Kehf Suresinin 45. Ayeti Ne Anlatıyor?
Kehf suresinin 45. ayetinde ne anlatılmak isteniyor? Dünya’nın fâni olduğunu bildiren âyet; Kehf suresinin 45. ayetinin Arapçası, meali ve tefsirini yazımızda okuyabilirsiniz...

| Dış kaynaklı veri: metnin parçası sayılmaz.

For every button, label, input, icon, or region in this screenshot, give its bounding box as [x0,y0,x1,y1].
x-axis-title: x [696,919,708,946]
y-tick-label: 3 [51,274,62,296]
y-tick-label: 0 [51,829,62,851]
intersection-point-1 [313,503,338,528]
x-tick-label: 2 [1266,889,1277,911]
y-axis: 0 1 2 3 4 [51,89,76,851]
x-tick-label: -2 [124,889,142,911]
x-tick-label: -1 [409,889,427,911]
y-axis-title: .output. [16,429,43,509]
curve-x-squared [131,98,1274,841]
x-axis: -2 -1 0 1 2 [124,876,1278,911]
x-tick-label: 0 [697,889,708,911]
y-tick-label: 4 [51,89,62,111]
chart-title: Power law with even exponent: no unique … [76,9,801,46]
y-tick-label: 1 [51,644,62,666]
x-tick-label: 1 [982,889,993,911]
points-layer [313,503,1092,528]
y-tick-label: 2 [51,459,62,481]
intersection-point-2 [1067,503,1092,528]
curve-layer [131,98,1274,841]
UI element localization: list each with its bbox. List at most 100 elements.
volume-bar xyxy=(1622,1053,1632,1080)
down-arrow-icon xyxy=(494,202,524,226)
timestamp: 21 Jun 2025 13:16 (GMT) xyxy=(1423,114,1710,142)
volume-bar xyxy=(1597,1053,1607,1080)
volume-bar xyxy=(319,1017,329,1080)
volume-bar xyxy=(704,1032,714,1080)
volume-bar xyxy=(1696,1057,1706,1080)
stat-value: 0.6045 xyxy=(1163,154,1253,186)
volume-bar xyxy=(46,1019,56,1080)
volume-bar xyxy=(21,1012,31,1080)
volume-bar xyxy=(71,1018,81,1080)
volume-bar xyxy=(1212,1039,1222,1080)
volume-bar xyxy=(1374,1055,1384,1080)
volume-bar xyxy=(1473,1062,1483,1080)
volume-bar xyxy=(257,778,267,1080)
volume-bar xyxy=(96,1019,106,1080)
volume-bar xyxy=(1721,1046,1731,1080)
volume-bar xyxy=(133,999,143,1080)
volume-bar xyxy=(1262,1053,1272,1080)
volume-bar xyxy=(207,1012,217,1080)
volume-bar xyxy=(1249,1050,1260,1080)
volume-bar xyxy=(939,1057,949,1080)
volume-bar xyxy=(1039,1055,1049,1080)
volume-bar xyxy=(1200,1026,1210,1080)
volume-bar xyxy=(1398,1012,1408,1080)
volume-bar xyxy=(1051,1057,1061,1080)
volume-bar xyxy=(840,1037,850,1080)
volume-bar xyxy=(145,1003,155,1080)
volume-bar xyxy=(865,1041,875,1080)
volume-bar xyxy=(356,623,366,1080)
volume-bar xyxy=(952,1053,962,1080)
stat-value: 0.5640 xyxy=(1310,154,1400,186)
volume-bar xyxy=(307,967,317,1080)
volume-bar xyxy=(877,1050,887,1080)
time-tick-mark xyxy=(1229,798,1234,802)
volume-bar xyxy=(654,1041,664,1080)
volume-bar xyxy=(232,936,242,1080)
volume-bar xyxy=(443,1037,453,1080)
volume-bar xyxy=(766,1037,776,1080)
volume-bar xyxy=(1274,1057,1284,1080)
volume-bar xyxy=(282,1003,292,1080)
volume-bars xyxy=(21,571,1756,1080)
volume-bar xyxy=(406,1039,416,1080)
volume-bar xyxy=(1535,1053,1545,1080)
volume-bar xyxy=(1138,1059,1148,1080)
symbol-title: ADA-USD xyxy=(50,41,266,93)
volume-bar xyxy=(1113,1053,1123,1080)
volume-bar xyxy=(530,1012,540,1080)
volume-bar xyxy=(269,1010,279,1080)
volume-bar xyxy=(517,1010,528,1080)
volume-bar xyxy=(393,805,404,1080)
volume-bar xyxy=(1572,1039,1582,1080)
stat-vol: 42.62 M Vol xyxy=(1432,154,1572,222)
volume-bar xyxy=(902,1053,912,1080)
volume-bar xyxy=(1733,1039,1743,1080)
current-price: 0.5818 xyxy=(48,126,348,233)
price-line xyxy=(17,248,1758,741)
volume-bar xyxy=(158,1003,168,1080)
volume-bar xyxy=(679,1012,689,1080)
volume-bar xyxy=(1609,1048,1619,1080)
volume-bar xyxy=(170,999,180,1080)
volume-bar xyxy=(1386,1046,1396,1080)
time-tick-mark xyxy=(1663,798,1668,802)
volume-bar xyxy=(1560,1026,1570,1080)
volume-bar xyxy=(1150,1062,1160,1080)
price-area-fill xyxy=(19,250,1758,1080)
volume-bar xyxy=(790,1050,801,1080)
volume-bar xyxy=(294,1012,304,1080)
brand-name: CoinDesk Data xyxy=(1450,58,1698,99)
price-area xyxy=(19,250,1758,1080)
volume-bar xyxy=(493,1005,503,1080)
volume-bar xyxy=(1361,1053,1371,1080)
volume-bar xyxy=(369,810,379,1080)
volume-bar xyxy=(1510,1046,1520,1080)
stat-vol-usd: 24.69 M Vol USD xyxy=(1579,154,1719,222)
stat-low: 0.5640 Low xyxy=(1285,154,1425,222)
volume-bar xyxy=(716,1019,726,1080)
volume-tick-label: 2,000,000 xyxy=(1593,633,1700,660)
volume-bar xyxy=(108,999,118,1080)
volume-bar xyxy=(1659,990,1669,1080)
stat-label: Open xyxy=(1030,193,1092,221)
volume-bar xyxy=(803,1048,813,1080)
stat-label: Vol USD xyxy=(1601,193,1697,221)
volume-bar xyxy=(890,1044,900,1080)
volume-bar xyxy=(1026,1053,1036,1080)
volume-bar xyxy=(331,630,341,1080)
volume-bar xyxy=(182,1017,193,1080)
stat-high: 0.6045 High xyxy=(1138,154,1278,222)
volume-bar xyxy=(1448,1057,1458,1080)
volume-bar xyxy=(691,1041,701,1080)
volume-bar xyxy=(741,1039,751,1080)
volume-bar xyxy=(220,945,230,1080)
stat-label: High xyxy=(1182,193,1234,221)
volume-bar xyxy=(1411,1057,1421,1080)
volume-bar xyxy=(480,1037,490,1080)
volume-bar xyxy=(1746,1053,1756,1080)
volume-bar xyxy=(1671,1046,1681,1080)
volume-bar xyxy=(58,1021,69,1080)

Kehf Suresinin 45. ayetinde şöyle buyrulur:
Kehf Suresi 45. Ayet Arapça:
وَاضْرِبْ لَهُمْ مَثَلَ الْحَيٰوةِ الدُّنْيَا كَمَٓاءٍ اَنْزَلْنَاهُ مِنَ السَّمَٓاءِ فَاخْتَلَطَ بِه۪ نَبَاتُ الْاَرْضِ فَاَصْبَحَ هَش۪يمًا تَذْرُوهُ الرِّيَاحُۜ وَكَانَ اللّٰهُ عَلٰى كُلِّ شَيْءٍ مُقْتَدِرًا
Kehf Suresi 45. Ayet Meali:
Onlara dünya hayatının örneğini de ver: O gökten indirdiğimiz bir su gibidir; yerdeki (onu emen) bitkiyle karışmış, sonra (zamanı gelince) bitki rüzgârın savurduğu çerçöp hâline gelmiştir. Allah, her şeyi yapabilecek güçtedir. (Kehf, 18/45)
FÂNİ DÜNYA
Bilgi:
Mekkeli bazı zenginler mallarının ve çocuklarının çokluğuyla övünüyor, İslam dinine girmeye tenezzül etmiyor ve hayatın sadece dünyadan ibaret olduğunu iddia ediyorlardı. Bu ayette Yüce Allah, dünya hayatını ve onun süsünü suya benzetmiştir. Bitkilere hayat veren su, nasıl bir müddet sonra çekiliyor ve akabinde yemyeşil bitki örtüsü kuruyup toz toprağa karışıyorsa Allah’ın takdir ettiği zaman geldiğinde dünya hayatı da tümüyle sona erecektir. Bir başka ifadeyle dünya hayatı fanidir. Fani olan sona erecektir. Kalıcı olan ise imanımız ve ameli sâlihimizdir.
Mesaj:
- İçinde devamlı kalacağımızı zannederek, ne kadar bağlansak da dünya hayatı fanidir/geçicidir.
- Dünya hayatı ahiretteki konumumuzu belirleyecek olan imtihan yerinden ibarettir.
Kelime Dağarcığı:
Fânî: Ölümlü, geçici.
Kaynak: Diyanet, Kur'an-ı Kerim'den Serlevha Ayetler
TEFSİR
Kehf Suresi 45. Ayet Tefsiri:
- Onlara dünya hayatını şu örnekle anlat: Gökten su indiririz de onunla yeryüzünde bitkiler yeşerip gürleşir, sarmaş dolaş olur; sonunda kuruyarak rüzgârın savuracağı çerçöp hâline gelir. Allah’ın her şeyi yapmaya gücü yeter.
Bu misâl, dünya hayatının faniliğini, gelip geçiciliğini ve gönül bağlamaya değmeyeceğini beyân eder. (bk. Yûnus 10/24) Âyette son derece hızlandırılmış bir üslup kullanıldığı görülür: Gökten su iniyor, hemen onunla yeryüzünün bitkileri yeşerip birbirine karışıyor, hemen hiç beklemeden rüzgârların kökünden söküp savurduğu çerçöp hâline geliyor. Âyet içindeki cümlecikleri birbirine bağlayan ف (fe) harfleri bu sürati ifade ediyor. İşte dünya hayatı ve nimetleri de böyledir; kısa sürede zevâl bulmaktadır. İnsan hayatı da böyledir. Bakarsın o dirilik ve tazelikte hoş bir hâle gelir. Ömür bitip ölüm vakti gelince fenâ rüzgârı onun dalını budağını kurutur. Yokluk rüzgârı onun hırs, tama, arzu ve emel harmanlarını savurur.
Şâir Nâilî der ki:
“Bu gülistâna da bir gün eser semûm-i ‘Âdem,
Gider bu neşv ü nümâlar ne gül, ne hâr kalır.”
“Güllerle, çiçeklerle bezenmiş bu gül bahçesine de bir gün yakıp yok edici zehirli bir rüzgâr eser de bu neşeler, bu gösterişler elden gider. O güzelim bahçede ne gül kalır, ne de diken.”